Challenges of in vitro modelling of liver fibrosis

Abstract

Liver fibrosis has been proposed as the most important predictive indicator affecting prognosis of patients with chronic liver disease. It is defined by an abnormal accumulation of extracellular matrix components that results from necrotic and inflammatory processes and eventually impairs organ function. With no approved therapy, comprehensive cellular models directly derived from patient's cells are necessary to understand the mechanisms behind fibrosis and the response to anti-fibrotic therapies. Primary human cells, human hepatic cell lines and human stem cells-derived hepatic stellate-like cells have been widely used for studying fibrosis pathogenesis. In this paper, we depict the cellular crosstalk and the role of extracellular matrix during fibrosis pathogenesis and summarize different in vitro models from simple monolayers to multicellular 3D cultures used to gain deeper mechanistic understanding of the disease and the therapeutic response, discussing their major advantages and disadvantages for liver fibrosis modelling.

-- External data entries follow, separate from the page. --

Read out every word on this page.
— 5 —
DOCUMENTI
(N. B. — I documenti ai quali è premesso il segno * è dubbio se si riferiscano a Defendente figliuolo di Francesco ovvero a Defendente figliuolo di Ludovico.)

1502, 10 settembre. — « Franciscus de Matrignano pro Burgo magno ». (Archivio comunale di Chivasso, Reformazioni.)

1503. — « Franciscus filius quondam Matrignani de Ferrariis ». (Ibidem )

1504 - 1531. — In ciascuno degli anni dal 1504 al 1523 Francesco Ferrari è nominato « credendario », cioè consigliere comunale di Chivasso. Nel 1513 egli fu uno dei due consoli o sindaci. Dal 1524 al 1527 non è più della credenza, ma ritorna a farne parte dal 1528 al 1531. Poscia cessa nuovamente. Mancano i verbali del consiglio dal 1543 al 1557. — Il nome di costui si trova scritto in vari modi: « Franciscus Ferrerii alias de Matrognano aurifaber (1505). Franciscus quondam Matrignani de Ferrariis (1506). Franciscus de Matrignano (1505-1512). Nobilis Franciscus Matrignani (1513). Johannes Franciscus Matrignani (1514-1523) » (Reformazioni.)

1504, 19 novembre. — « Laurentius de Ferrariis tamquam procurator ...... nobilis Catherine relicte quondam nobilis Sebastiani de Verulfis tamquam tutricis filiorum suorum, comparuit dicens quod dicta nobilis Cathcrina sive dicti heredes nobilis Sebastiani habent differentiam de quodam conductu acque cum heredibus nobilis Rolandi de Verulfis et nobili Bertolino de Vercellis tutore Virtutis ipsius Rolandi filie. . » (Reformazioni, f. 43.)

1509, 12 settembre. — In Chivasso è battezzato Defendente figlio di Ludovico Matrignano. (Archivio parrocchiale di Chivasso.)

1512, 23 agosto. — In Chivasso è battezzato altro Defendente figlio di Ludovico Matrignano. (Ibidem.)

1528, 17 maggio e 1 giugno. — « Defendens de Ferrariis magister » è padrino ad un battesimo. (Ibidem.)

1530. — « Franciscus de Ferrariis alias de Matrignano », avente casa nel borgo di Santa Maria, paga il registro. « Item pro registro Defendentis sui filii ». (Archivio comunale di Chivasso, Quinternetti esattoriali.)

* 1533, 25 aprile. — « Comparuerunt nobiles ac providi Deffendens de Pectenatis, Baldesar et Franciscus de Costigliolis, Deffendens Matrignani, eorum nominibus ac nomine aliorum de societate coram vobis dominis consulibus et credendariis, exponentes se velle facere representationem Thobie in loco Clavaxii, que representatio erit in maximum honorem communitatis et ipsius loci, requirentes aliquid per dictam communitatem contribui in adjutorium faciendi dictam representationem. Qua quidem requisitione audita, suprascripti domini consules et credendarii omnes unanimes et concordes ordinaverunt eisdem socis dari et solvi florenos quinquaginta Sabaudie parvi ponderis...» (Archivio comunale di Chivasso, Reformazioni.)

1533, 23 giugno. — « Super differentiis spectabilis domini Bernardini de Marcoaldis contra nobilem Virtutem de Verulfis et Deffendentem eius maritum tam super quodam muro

Keywords: 3D models; extracellular matrix; in vitro systems; liver fibrosis; therapies.

FIGURE 1

Mechanisms of liver fibrosis. As a result of liver injury, damaged hepatocytes release inflammatory cytokines, reactive oxygen species (ROS), damage-associated molecular patterns (DAMPs) and other soluble factors, that directly, or indirectly with the contribution of other cells such as Kupffer cells (KC) or liver sinusoidal endothelial cells (LSEC), can trigger activation of hepatic stellate cells (HSC) into myofibroblast-like cells. Activated HSCs synthesize large amounts of ECM components and secrete additional cytokines that perpetuate their activated state. Excessive ECM accumulation and liver fibrosis are the result of dysregulated ECM synthesis and remodelling due to downregulation of MMPs (matrix metalloproteinases) and increased production of TIMPs (tissue inhibitors of MMPs).